In another thread, people are complaining that Yelp is mindless fluff, or nearly entirely so. I also hear people complaining about how Chowhound has more mindless fluff than before (my first response to that: Green M&Ms (http://jimleff.blogspot.com/2013/04/l...).
I feel that these complaints reflects a misunderstanding about chowhounding (lower case "c"....there are plenty of chowhounds in the world who've never heard of this place), and how such sites serve that pursuit. I thought I'd give my perspective.
Chowhounding, to me, is all about winnowing. There are a zillion restaurants, and I want to find a good one. I walk/drive around, using various strategies to winnow until The One appears.
Eateries themselves are almost entirely mindless fluff. 95% are unthinkable. Even among the remaining more-or-less-satisfactory 5%, few are truly worth seeking out. It's a huge winnowing project. And there is no resource that can do ALL the winnowing for you - i.e. offer you a direct sure-fire connection to The One. For one thing, The One might have lost its chef....or be having a bad day...or have landmines on the menu....or simply not be to your taste or adequately supply the sort of experience currently craved.

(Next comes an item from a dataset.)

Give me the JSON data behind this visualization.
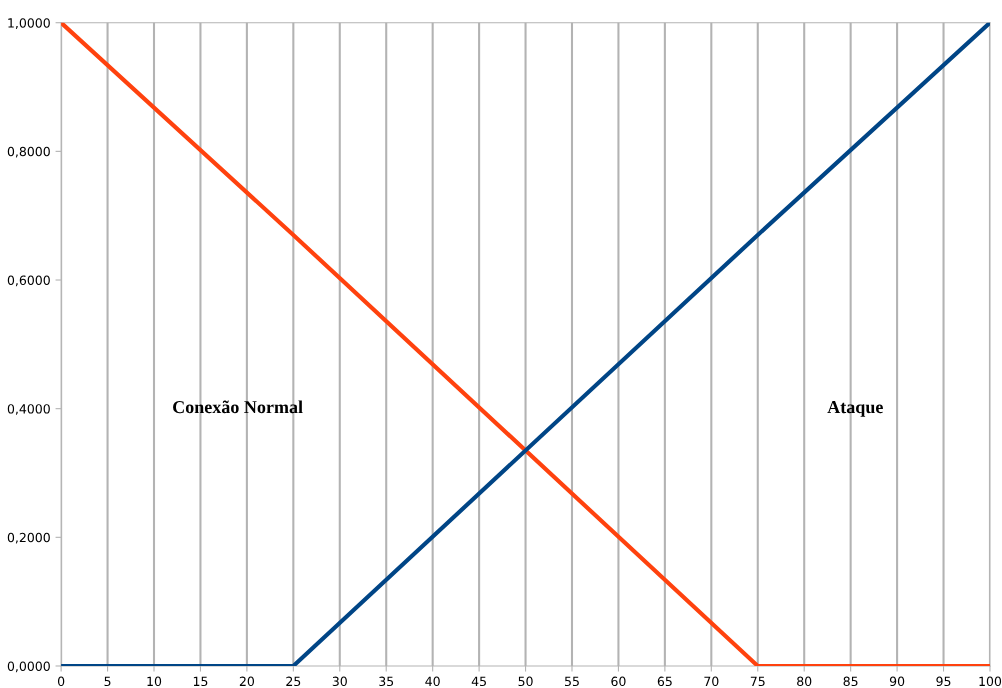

Chowhound.com (capital "C"!) was never about telling you where to eat. It's simply an advanced winnowing tool for your arsenal, and it was always assumed that you LIKE to do this winnowing. Whatever Yelp's intentions, in the right hands it, too, can be an effective chowhounding tool, because it also helps winnow, even though there's way way more there you have to winnow through (more bathwater but also more babies). It can help you cut down the field without leg work. NEVER eat where they tell you to eat! That's a newbie mistake! Just use the tool to gather raw/crude candidates for your own subsequent smart winnowing! And if you imagine for a second that you can gather candidates just as quickly/efficiently within the actual real world landscape, you're seriously deluded. You just can't! And that's why it's a useful chowhounding tool, albeit a crappy recommendation engine.
Food web sites (and guide books, and blogs, and etc. etc.) aid your winnowing. They are not about telling you where to eat. It's your job to winnow the raw/crude candidates once you've meta-winnowed other people's winnowing. You can't escape the winnowing. And why would you want to? That's the fun and the challenge of chowhounding!
This is key: neither site is nearly as random and raw as the actual landscape. If you conceive and use these tools in that light, you'll get much more value out of them, IMO.
I also offered some specific tips for using Yelp, which I'll repeat. Someone commented that while Yelp might have good tips in some places, it's a total loser in Philadelphia. I replied that the pockets of value on Yelp are not a function of city-by-city. It's finer-grained than that, and there are lots of very different constituencies using the site. For example, any Asian or South Asian restaurant (or take-out spot) near any reasonably large sized University with a grad school will be reliably reviewed and rated on Yelp. Same for places of a given nationality in a neighborhood hosting an insular community of that nationality. Never use Yelp for mainstream types of places (slice pizza, takeout chinese, italian delis, famous places)***
One uses ones chowhounding skills to psyche out the sorts of places that will be smartly reviewed on Yelp, and to find the smart reviewers. Online or off, it's all about winnowing, and whenever I fail to winnow successfully, I blame my own winnowing - aka chowhounding - skills, rather than the data pool.
***- EXCEPT: definitely do look at the food pictures for such places (just ignore ratings/reviews). I voraciously scout through food pics on Yelp. It's easy to quickly spot ordinary looking slices and dry tacos in spite of rave reviews. It's also easy to find great looking food in underrated places (everyone knows Yelp overrates, but it's useful to remember that they also underrate).